Suku Kutai awalnya dikenal sebagai sebuah nama kerajaan Hindu tertua di Indonesia. Disebut sebagai yang tertua karena Kerajaan Kutai adalah satu-satunya daerah yang memiliki bukti sejarah faktual.

Dalam Hukum Adat Suku Kutai yang ditulis Nursiah dkk dari Fakultas Hukum Universitas Kutai Kartanegara, bukti sejarah Kerajaan Kutai yakni tujuh buah prasasti batu yang telah ditemukan sejak tahun 1879, di Bukit Belves, Kecamatan Muara Kaman, Kabupaten Kutai Kartanegara, Kalimantan Timur.

Pada tahun 1945, identitas dan budaya Kutai, khususnya Kerajaan Kutai Kartanegara di Martapura atau Martadipura, berangsur-angsur menurun setelah Indonesia merdeka. Lalu saat memasuki tahun 1947, status Kesultanan Kutai beralih menjadi daerah Swapraja Kutai yang masuk ke dalam federasi Kalimantan Timur.

Selain Kesultanan Kutai, ada Kesultanan Bulungan, Sambaliung, Gunung Tabur, dan Pasir yang ikut berfungsi membentuk Dewan Kalimantan Timur dan diketuai Sultan Aji Muhammad Parikesit, Sultan Kutai ing Martapura ke-20. Selanjutnya pada tanggal 21 Januari 1960, identitas Kesultanan Kutai Kartanegara ing Martapura secara resmi dibubarkan dan diserahkan kepada pemerintah daerah melalui sidang khusus DPRD Daerah Istimewa Kutai yang diadakan di Balairung Keraton Sultan Kutai, Tenggarong. Sejak saat itu, Sultan Aji Muhammad Parikesit dan keluarganya hidup sebagai rakyat biasa.

Dalam perkembangannya, Kesultanan Kutai dihidupkan kembali pada masa reformasi di tahun 1999. Syaukani Hasan Rais yang menjabat sebagai Bupati Kutai Kartanegara pada 1999, 1999-2004 dan 2005-2006, mengembalikan Kesultanan Kutai Kartanegara ing Martapura untuk tujuan pelestarian budaya.

Pada tanggal 7 November 2000, Aji Pangeran Praboe Anoem Soerya Adiningrat, Putra Mahkota Kesultanan Kutai Kartanegara, diangkat menjadi Sultan Kutai Kartanegara setelah diakui oleh Abdulrahman Wahid, Presiden ke-4 Republik Indonesia dengan gelar Sultan Aji Muhammad Salehuddin II pada 22 September 2001.

Meskipun kekuasaan teritorial Kesultanan Kutai berkurang, kebangkitan budaya Kesultanan mengembalikan jati diri Kutai di mata bangsa dan dunia pada masa Kabupaten Kutai Kartanegara saat ini.
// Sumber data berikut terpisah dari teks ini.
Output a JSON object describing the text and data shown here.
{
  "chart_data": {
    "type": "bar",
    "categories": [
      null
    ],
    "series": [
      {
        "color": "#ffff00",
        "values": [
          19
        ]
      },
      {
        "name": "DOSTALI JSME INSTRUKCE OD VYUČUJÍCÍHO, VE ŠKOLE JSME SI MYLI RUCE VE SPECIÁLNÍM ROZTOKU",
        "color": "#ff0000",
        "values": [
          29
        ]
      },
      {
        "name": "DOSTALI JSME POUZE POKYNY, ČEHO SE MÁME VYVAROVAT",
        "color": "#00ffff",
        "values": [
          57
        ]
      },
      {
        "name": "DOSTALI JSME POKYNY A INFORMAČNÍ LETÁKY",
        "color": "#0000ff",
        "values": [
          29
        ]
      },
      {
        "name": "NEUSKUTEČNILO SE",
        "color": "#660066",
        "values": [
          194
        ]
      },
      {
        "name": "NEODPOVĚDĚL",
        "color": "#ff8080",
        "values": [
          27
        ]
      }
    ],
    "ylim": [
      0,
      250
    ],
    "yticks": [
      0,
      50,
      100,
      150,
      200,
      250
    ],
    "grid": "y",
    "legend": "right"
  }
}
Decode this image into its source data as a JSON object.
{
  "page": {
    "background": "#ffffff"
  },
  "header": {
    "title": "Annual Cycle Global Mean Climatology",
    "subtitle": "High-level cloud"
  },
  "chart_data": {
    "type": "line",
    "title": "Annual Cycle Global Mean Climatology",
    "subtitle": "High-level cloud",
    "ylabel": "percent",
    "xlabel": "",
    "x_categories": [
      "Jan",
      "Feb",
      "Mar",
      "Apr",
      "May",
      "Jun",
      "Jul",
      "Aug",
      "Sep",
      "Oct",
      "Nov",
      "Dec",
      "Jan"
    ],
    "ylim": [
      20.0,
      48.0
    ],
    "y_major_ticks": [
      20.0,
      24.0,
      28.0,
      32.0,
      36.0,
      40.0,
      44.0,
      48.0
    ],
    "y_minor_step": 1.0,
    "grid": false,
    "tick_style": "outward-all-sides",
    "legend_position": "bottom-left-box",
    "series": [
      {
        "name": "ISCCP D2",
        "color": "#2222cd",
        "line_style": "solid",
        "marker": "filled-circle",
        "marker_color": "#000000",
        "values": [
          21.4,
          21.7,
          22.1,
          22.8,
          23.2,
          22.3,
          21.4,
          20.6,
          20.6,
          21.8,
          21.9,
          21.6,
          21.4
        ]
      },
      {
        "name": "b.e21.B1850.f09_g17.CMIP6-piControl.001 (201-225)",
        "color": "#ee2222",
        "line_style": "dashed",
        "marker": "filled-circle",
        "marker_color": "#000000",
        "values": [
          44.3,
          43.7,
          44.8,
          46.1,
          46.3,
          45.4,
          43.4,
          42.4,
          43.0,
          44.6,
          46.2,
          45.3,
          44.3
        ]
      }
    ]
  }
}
Penyelenggaraan pesta adat Erau di Kabupaten Kutai Kartanegara menjadi lebih semarak.

Yang membuat nama Kutai semakin terkenal adalah karena kekayaan alam yang sangat potensial, baik sumber daya terbarukan dan regenerasi. Potensi sumber daya alamnya Tidak hanya melibatkan investor domestik, tetapi juga investor asing. Semua itu menjadikan Kutai Kartanegara sebagai salah satu kabupaten terkaya di Indonesia, dengan angka anggaran pendapatan dan belanja daerah (APBD) yang jauh di atas rata-rata.

Saat ini, istilah Kutai dikenal tidak hanya sebagai nama kerajaan atau wilayah, tetapi juga sebagai salah satu identitas etnis pertama di Bumi Kalimantan, khususnya Kalimantan Timur. Selain Suku Dayak yang identitasnya jauh lebih terkenal, Suku Kutai juga pasti memiliki kekayaan adat istiadat, termasuk norma-norma yang masih dipakai atau masih dianut oleh urang-urang Kutai sampai sekarang. Suku Kutai kini mendiami beberapa daerah di Kalimantan Timur dan berpusat di Tenggarong, Kabupaten Kutai Kartanegara.